Thursday, March 18, 2010

Implications of Gainful Employment Proposal

Here's my latest post on the CCAP blog:

The career college sector is engaged in a fierce battle with the Department of Education (ED) over its proposed definition of gainful employment, which would create a debt payment-to-earnings ratio that would effectively cap student debt payments at 8% of expected earnings for career college students. It would do so be using the median debt payment of a program's previous 3 years of graduates in the numerator, and national BLS wage data for the 25th percentile income of the occupation for which the program prepared students to enter in the denominator. Programs with ratios exceeding 8% would be given the boot from the Title IV funding programs. This proposal has been met with extreme opposition from the industry, has been denounced by a Congressman, and was described as severely flawed by financial aid expert Mark Kantrowitz.

While I generally agree that the proposal would be extremely harmful and am fundamentally opposed to this type of implicit government price control, I decided to do some analysis to determine what the actual effects would be on 10 occupations for which the career colleges train students (all of which are on the BLS's list of 30 occupations with the biggest projected growth in employment for the next decade) to enter if the policy was retro-acted a few years. I first looked at the 25th percentile income for these occupation for both 2003 and 2008. I then calculated the max student debt for these occupations, given the ED's proposed definition, assuming a 6.8% fixed interest rate (the current direct lending rate). Then, I adjusted all figures into constant 2008 dollars to account for inflation. The results are in the below chart.
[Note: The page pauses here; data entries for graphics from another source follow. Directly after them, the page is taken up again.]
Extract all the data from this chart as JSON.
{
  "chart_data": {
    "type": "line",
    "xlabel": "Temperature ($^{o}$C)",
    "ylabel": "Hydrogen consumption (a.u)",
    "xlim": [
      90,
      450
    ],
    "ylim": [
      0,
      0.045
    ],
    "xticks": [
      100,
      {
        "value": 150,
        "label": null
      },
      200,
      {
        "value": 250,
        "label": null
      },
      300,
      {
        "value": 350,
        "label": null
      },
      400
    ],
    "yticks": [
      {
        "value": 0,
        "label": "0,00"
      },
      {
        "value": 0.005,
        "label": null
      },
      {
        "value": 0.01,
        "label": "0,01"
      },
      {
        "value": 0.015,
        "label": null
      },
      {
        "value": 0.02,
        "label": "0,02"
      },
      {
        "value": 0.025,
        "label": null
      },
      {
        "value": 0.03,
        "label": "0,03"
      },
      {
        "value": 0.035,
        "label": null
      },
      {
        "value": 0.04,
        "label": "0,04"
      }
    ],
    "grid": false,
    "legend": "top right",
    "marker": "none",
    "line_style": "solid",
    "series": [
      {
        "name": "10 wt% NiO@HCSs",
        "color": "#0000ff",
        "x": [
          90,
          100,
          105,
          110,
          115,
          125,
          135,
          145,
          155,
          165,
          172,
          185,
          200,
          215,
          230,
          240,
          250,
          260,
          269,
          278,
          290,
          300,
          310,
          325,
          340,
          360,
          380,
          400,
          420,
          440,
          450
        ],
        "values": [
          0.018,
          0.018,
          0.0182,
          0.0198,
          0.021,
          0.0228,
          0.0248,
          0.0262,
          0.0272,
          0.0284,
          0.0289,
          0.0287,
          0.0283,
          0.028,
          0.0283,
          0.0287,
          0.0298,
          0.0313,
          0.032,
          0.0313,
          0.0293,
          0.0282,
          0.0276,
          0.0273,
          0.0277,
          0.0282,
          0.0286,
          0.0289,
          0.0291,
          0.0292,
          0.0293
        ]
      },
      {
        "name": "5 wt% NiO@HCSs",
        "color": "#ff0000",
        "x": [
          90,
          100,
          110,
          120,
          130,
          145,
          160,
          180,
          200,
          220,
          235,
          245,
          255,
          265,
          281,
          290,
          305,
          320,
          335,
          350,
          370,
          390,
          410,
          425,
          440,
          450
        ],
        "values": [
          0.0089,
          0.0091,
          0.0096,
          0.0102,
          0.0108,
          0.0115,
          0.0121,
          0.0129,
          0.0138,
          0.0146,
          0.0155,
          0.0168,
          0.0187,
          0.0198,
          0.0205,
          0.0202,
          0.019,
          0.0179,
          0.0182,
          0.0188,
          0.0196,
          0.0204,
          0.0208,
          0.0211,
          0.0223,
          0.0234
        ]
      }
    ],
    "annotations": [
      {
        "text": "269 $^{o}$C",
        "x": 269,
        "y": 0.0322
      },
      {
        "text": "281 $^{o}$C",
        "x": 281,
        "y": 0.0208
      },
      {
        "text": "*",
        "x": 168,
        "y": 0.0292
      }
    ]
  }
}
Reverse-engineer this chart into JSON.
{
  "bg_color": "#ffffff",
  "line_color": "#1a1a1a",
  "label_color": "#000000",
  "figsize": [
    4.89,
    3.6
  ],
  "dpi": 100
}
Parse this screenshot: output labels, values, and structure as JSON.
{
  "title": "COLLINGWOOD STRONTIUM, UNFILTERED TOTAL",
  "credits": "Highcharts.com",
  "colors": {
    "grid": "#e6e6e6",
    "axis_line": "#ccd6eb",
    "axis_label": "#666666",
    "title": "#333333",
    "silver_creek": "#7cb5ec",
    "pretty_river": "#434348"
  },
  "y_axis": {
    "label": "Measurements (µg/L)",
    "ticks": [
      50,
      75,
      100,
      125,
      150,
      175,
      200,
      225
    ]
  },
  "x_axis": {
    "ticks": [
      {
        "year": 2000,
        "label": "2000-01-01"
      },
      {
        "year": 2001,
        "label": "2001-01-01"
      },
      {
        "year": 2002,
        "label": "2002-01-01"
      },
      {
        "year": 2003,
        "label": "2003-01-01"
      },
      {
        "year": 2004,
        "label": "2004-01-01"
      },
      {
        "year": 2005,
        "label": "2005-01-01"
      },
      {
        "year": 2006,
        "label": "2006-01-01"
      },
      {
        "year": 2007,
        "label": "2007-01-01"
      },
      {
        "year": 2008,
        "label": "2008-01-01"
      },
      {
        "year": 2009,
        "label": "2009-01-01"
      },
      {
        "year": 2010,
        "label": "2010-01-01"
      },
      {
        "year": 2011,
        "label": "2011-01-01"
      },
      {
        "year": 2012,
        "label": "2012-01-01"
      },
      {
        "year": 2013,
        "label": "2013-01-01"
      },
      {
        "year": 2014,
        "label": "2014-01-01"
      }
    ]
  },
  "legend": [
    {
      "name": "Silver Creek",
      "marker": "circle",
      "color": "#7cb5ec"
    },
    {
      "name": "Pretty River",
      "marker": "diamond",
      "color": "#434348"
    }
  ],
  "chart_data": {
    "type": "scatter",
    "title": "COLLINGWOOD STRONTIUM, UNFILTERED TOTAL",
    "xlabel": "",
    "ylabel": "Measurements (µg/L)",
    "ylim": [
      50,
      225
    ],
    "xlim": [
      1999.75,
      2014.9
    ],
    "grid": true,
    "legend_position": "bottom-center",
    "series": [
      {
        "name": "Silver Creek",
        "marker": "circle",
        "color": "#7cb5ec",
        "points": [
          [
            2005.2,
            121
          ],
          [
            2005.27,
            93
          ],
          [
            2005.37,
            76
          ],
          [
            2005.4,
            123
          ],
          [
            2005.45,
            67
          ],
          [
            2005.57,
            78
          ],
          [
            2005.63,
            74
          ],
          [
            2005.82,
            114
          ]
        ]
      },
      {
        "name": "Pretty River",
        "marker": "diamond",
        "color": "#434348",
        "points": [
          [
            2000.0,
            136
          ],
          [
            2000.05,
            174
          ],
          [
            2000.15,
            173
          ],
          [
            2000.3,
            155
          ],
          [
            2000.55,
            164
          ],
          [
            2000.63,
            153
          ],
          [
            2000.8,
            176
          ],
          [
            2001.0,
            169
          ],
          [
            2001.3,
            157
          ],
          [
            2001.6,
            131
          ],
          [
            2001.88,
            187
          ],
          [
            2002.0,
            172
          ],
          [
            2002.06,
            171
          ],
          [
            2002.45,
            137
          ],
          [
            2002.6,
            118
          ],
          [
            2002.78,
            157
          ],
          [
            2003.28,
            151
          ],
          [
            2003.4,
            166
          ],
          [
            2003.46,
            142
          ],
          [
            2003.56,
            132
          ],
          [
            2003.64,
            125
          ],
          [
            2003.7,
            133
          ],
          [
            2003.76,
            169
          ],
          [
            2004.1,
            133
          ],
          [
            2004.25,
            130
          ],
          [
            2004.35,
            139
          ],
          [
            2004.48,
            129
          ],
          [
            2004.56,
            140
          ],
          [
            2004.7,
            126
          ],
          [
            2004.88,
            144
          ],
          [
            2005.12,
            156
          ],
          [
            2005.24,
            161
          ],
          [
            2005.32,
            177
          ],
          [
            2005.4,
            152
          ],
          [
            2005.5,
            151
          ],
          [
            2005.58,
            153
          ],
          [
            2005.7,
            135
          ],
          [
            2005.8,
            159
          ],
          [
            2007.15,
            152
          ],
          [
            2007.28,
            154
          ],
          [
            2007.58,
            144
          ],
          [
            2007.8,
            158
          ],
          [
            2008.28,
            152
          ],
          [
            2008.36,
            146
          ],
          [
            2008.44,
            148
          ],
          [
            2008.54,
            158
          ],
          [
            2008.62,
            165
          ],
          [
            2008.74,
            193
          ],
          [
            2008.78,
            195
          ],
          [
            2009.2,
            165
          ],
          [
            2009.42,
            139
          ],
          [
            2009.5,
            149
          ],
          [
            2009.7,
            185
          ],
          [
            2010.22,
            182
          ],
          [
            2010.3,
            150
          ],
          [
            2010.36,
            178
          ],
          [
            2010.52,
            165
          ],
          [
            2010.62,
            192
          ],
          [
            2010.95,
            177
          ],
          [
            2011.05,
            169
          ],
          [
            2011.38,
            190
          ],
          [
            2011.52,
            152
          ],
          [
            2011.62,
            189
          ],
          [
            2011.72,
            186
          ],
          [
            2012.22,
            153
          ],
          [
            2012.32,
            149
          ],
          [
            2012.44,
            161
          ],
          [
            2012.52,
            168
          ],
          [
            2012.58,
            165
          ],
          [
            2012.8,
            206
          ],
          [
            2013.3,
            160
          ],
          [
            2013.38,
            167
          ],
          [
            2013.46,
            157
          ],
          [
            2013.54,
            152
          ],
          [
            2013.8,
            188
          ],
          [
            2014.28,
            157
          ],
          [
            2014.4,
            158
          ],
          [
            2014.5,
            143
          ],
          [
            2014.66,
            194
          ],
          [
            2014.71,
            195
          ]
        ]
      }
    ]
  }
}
What I find is that, if the 8% ratio was retro-acted, students pursuing 7 of the 10 growing occupations above would not have been able to borrow as much to pay for their training in 2008 as they were able to borrow in 2003, in real inflation-adjusted terms. Students pursuing training in the other 3 occupations would not have much more ability to borrow in 2008 than they did 5 years prior. If any college's graduates were to finish with less real (inflation-adjusted) debt today than they did 5 years ago, then that college deserves a carrot for excellency in cost containment, not a brutal beating with a stick.

Since most students borrow money to pay for the education, limiting the amount that they can borrow also limits the professions that they are able to enter, especially for the lowest income students. It may even shut off routes for people to enter a given profession, as many colleges will be unable to offer training programs at a price that allows them to be in compliance with not only gainful employment, but also the 90/10 and cohort default rate rules, and will ultimately stop offering such programs. While this will likely appease some critics of the industry, the end result will be a reduction of educational options and access for low income and minority students, and a shortage of qualified employees to fill the demands of the labor force. Both results are negatives for the economy.